How to Price Your Work on Amazon

So you’ve decided to publish a book on Amazon (and hopefully read our helpful guide for doing so). Before those pages hit the presses or the Kindles you’ll need to price your work on Amazon, and we’re here with a bit of advice on finding the right price for your readers.

How to Price Your Work on Amazon
  • Think about your motive. This is a great tip from Publishers Weekly, which advises writers to think about the purpose of their book: readership or revenue? Ideally, of course, you could get both, but a lower price will likely earn more readers (e.g. people will be more willing to try a new e-book author when the price tag is only a buck or two) while a higher price could earn you more revenue. The latter is true, of course, especially if you already have an established fan base but many new authors prefer to price on the lower side to attract new readers.
  • Consider paperback vs. e-book.

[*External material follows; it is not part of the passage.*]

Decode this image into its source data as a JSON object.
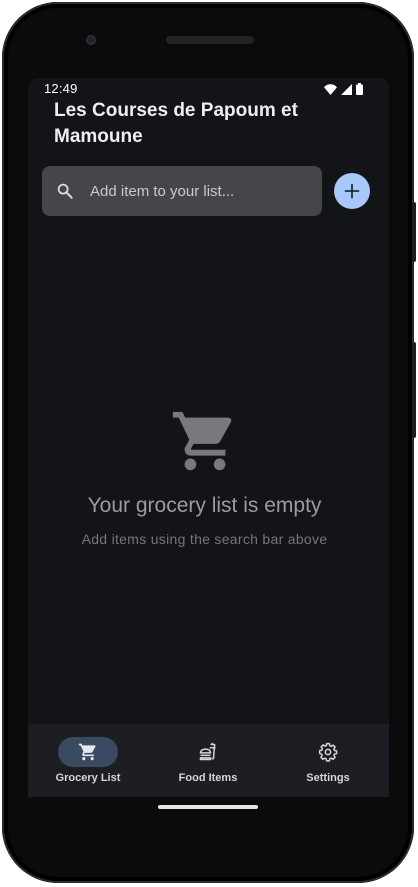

E-books should not cost as much as paperback books, for two reasons: Firstly because fewer resources are needed to publish the work, and secondly because research shows that expensive e-books don’t sell well, according to Mill City Press. While paperbacks can easily find success priced above $10, e-books do best when priced between $2.99 and $9.99 in fact, PBS says $3.99 seems to do really well.
  • Take note of the printing fee. If you are self-publishing an actual book (not an e-book), then Amazon will automatically generate a flat printing fee based on the size of your book. If the fee is, say, $2.50, then you’ll want to factor that into the cost of your book (since that’ll be taken out of the royalties).
  • Compare, compare, compare. One of the most important things to do when pricing a book is checking out the market and seeing how much similar books cost. Look at both similar genres (fiction, nonfiction, etc.) and similar page counts to get an idea about a fair price. If you see a price range of, say, $13 to $18, make sure to price your book similarly.
  • Start low and experiment from there. Keeping prices low at first especially if you want to gain readers first and foremost is a great idea according to many self-published authors. From there, you can experiment with different prices along the way perhaps you raise the price of your next book by a dollar or two, or test different prices to see if a particular number does better than others.
  • Edit, edit, edit. No matter the price of the book, readers will notice if there are typos and inconsistencies throughout the pages. A low price will reel in readers, but a well-edited book will keep readers on the hook and eager to read (and buy) more of your work. If you want people to pay to read your books, then it’s important to make sure readers are getting well-edited work.

With a good amount of research and an eye for what you want out of your book, pricing your work isn’t as daunting as it may seem.